In this option you will be storing the catalogue_id and a integer value of the number of views of the items.

Advantages:

  1. Well since you really have a one to one relationship the new table is going to be small. If you have 500 items you will have 500 hundred rows. I would suggest if you choose this route not to create a new table but add another column to the catalogue table with the number of views on it.

Disadvantages:

  1. The problem here is that since you are going to be updating this table relatively frequently it is going to be a very busy little table. For example 10 users are viewing the same item. These 10 updates will have to run one after the other. Assuming you are using InnoDB the first view action would come in lock the row update the counter release the lock. The other updates would queue behind it. So while the data is small on the table it could potentially become a bottleneck later on especially if you start scaling the system.

  2. You are loosing granular data i.e. you are not keeping track of the raw data.
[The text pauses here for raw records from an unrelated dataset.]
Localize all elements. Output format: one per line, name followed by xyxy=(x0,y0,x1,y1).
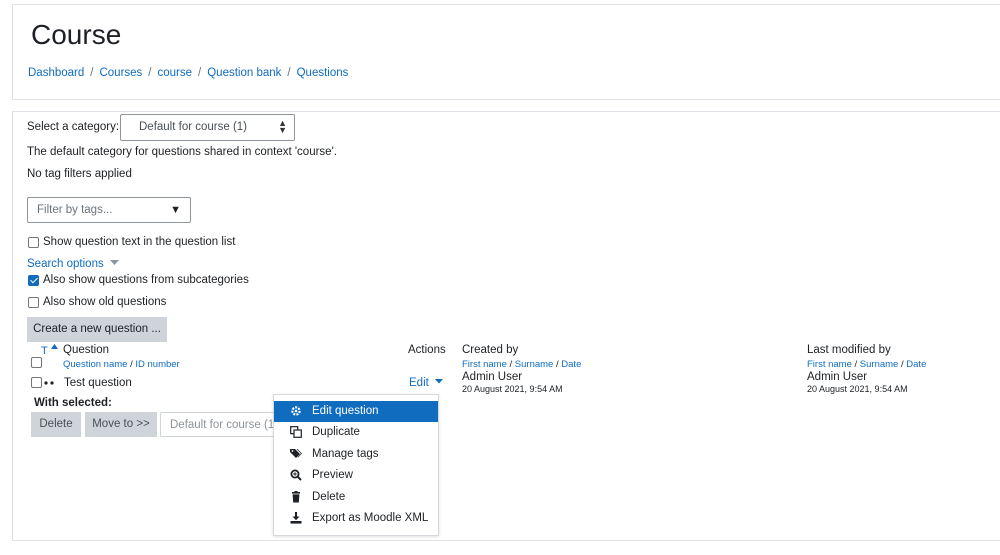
menu-item-label: Delete xyxy=(312,491,346,503)
breadcrumb-separator: / xyxy=(287,67,291,79)
magnifier-icon xyxy=(290,469,302,481)
breadcrumb-separator: / xyxy=(198,67,202,79)
show-question-text-label: Show question text in the question list xyxy=(43,236,236,248)
modified-sort-links: First name / Surname / Date xyxy=(807,359,927,370)
menu-item-manage-tags[interactable]: Manage tags xyxy=(274,444,438,465)
sort-id-number[interactable]: ID number xyxy=(135,359,179,370)
bulk-delete-button[interactable]: Delete xyxy=(31,412,81,437)
select-all-checkbox[interactable] xyxy=(31,357,42,368)
breadcrumb-question-bank[interactable]: Question bank xyxy=(207,67,281,79)
edit-action-menu: Edit question Duplicate Manage tags Prev… xyxy=(273,394,439,536)
type-header: T xyxy=(41,345,48,357)
download-icon xyxy=(290,512,302,524)
question-name: Test question xyxy=(64,377,132,389)
show-old-questions-checkbox[interactable] xyxy=(28,297,39,308)
copy-icon xyxy=(290,426,302,438)
breadcrumb-dashboard[interactable]: Dashboard xyxy=(28,67,84,79)
menu-item-label: Export as Moodle XML xyxy=(312,512,429,524)
show-question-text-checkbox[interactable] xyxy=(28,237,39,248)
trash-icon xyxy=(292,491,300,503)
move-to-button[interactable]: Move to >> xyxy=(85,412,157,437)
page-header xyxy=(12,4,1000,100)
modified-by-name: Admin User xyxy=(807,371,868,383)
breadcrumb-questions[interactable]: Questions xyxy=(297,67,349,79)
question-type-icon xyxy=(44,381,54,385)
modified-date: 20 August 2021, 9:54 AM xyxy=(807,384,908,394)
caret-down-icon xyxy=(435,379,444,384)
menu-item-delete[interactable]: Delete xyxy=(274,487,438,508)
created-sort-links: First name / Surname / Date xyxy=(462,359,582,370)
menu-item-label: Preview xyxy=(312,469,353,481)
menu-item-label: Manage tags xyxy=(312,448,379,460)
breadcrumb-course[interactable]: course xyxy=(158,67,193,79)
sort-modified-first-name[interactable]: First name xyxy=(807,359,852,370)
caret-down-icon xyxy=(109,260,119,265)
breadcrumb-separator: / xyxy=(148,67,152,79)
created-by-name: Admin User xyxy=(462,371,523,383)
menu-item-label: Edit question xyxy=(312,405,379,417)
category-select[interactable]: Default for course (1) ▲ ▼ xyxy=(120,114,295,141)
sort-by-type[interactable]: T xyxy=(41,344,58,357)
modified-by-header: Last modified by xyxy=(807,344,891,356)
menu-item-preview[interactable]: Preview xyxy=(274,465,438,486)
tag-filter-placeholder: Filter by tags... xyxy=(37,204,113,216)
sort-ascending-icon xyxy=(50,344,58,349)
move-target-select[interactable]: Default for course (1) xyxy=(160,412,280,437)
page-title: Course xyxy=(31,19,122,50)
menu-item-export-xml[interactable]: Export as Moodle XML xyxy=(274,508,438,529)
breadcrumb: Dashboard / Courses / course / Question bank / Q… xyxy=(28,67,348,79)
show-subcategories-checkbox[interactable] xyxy=(28,275,39,286)
sort-created-surname[interactable]: Surname xyxy=(515,359,554,370)
created-by-header: Created by xyxy=(462,344,519,356)
with-selected-label: With selected: xyxy=(34,397,112,409)
category-select-value: Default for course (1) xyxy=(139,121,248,133)
category-label: Select a category: xyxy=(27,121,120,133)
menu-item-duplicate[interactable]: Duplicate xyxy=(274,422,438,443)
show-subcategories-label: Also show questions from subcategories xyxy=(43,274,249,286)
updown-caret-icon: ▲ ▼ xyxy=(278,118,287,135)
search-options-label: Search options xyxy=(27,258,104,270)
menu-item-label: Duplicate xyxy=(312,426,360,438)
question-sort-links: Question name / ID number xyxy=(63,359,180,370)
sort-created-first-name[interactable]: First name xyxy=(462,359,507,370)
edit-action-label: Edit xyxy=(409,377,429,389)
sort-created-date[interactable]: Date xyxy=(561,359,581,370)
breadcrumb-separator: / xyxy=(90,67,94,79)
tags-icon xyxy=(290,449,302,458)
show-old-questions-label: Also show old questions xyxy=(43,296,167,308)
search-options-toggle[interactable]: Search options xyxy=(27,258,119,270)
edit-menu-toggle[interactable]: Edit xyxy=(409,377,444,389)
category-description: The default category for questions share… xyxy=(27,146,337,158)
question-header: Question xyxy=(63,344,110,356)
dropdown-triangle-icon: ▼ xyxy=(170,204,181,216)
gear-icon xyxy=(291,406,301,416)
menu-item-edit-question[interactable]: Edit question xyxy=(274,401,438,422)
sort-modified-date[interactable]: Date xyxy=(906,359,926,370)
breadcrumb-courses[interactable]: Courses xyxy=(99,67,142,79)
created-date: 20 August 2021, 9:54 AM xyxy=(462,384,563,394)
sort-modified-surname[interactable]: Surname xyxy=(860,359,899,370)
question-row-checkbox[interactable] xyxy=(31,377,42,388)
tag-filter-input[interactable]: Filter by tags... ▼ xyxy=(27,197,191,223)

For example lets say the website starts growing and you have a interested investor they want to see a breakdown of the views per week over the last 6 months. If you use this option you wont have the data to provide to the investor. Essentially you are keeping a summary.

Second Option:

In this option you would create a logging table with at least the following minimal fields catalogue_id and timestamp. You could expand this to add a username/ip address or some other information to make it even more granular.

Advantages:

  1. You are keeping granular data. This will allow you to summarise the data in a variety of ways. You could for example add a ip address column store the visitors IP and then do a monthly report showing you products viewed by country(you could do a IP address lookup to get a idea of which country they were from). Another example would be to see over the last quarter which products was viewed the most etc. This data is pretty essential in helping you make decisions on how to grow you business. If you want to know what is working what is not working as far as products are concerned this detail is absolutely critical.

  2. Your new table will be a logging table. It will only be insert operations. Inserts can pretty much happen in parallel. If you go with this option it will probably scale better as the site grows compared to a constantly updated table.

Disadvantages:

  1. This table will be bigger probably the biggest table in the database. However this is not a problem. I regularly deal with 500 000 000 rows+ tables. Some of my tables are over 750GB by themselves and I can still run reporting on it. You just need to understand your queries and how to optimise them. This is really not a problem as MySQL was designed to handle millions of rows with ease. Just keep in mind you could archive some information into other tables. Say you archive the data every 3 years you could move data older than 3 years into another table. You dont have to keep all the data there. Your estimate of 144 000 rows means you could probably safely keep about 15+ years worth without every worrying about the performance of the table.

My suggestion to you is to serious consider the second option. If you decide to go this route update your question with the proposed table structures and let us have a look at it. Don't be scared of big data rather be scared of BAD design it is much more difficult to deal with.

However as always the choice is yours.